April’s Fool

personal

It’s been forever since I put a letter after another together here on the blog. Honestly, it’s been getting harder for me to string words together and share what I’ve been going through.

The past few weeks were a whirlwind of bad episodes, I can’t be alone with my thoughts without shedding silent tears even when my best friend sleeps next to me.

I’ve managed to hide the pain when I’m out with friends, I pushed through when work needed to be done, and I’ve once more slathered a smile on my face when I needed to be out in public.

But here’s the truth, I’m exhausted mentally.

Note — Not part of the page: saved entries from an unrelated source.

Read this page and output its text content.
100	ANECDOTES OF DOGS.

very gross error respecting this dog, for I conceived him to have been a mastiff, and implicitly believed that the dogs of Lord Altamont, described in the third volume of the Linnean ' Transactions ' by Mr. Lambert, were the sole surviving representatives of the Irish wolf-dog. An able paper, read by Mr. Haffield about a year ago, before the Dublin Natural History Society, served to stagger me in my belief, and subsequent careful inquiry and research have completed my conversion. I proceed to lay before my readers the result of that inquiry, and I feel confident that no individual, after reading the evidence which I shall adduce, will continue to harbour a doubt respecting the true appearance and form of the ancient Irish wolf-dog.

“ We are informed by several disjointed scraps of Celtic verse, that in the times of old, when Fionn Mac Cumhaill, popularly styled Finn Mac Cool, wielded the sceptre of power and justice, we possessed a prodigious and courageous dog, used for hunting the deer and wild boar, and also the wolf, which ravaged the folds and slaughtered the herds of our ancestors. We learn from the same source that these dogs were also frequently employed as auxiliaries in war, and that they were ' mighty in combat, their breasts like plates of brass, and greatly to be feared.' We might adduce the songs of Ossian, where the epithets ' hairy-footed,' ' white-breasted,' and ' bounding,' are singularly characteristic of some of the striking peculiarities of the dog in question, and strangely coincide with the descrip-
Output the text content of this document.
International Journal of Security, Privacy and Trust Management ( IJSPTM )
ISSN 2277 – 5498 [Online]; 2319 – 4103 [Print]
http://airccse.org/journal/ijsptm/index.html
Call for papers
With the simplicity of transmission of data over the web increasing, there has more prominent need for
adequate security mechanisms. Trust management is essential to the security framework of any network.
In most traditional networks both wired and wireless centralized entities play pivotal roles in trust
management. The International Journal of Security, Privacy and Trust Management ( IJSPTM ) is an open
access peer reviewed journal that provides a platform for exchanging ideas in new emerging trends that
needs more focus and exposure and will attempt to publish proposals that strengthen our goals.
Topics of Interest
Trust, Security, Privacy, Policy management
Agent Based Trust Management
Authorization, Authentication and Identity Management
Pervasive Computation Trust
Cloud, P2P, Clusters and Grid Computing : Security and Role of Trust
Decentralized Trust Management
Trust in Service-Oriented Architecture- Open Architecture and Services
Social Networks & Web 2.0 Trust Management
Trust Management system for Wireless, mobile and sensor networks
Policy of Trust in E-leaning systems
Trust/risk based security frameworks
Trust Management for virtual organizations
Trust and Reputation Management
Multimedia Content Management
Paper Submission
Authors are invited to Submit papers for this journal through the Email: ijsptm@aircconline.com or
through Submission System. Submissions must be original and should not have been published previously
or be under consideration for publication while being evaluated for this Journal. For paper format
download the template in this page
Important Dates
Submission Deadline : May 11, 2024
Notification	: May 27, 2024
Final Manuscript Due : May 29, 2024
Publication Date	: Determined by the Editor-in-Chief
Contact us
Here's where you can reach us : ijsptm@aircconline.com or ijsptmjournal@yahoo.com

Emotionally, I feel drained and I feel it taking a toll on my physical health. I can’t sleep before the sun shines through the window, I feel hunger yet my body rejects the food I consume. I try to convince myself that it’s all mind over matter when it comes to this, and logically I understand that there are those that I can ask for help and that they’re there with open arms… whilst grateful, I admit to be ashamed cause what can I offer back?

Today, tears dampened my cheek when I was on a motorbike ride to meet my friends. I tilt my head down at the gathering and kept to my journal. I try to tire myself out but my eyes remain awake. Yet when I sleep, flashes of memories mix itself into my dreams keeping me from waking.

It’s another night I meet with the strike of dawn, I wish I was home but home is a location lost in my past. My heart burns with a lingering pain yearning for relief.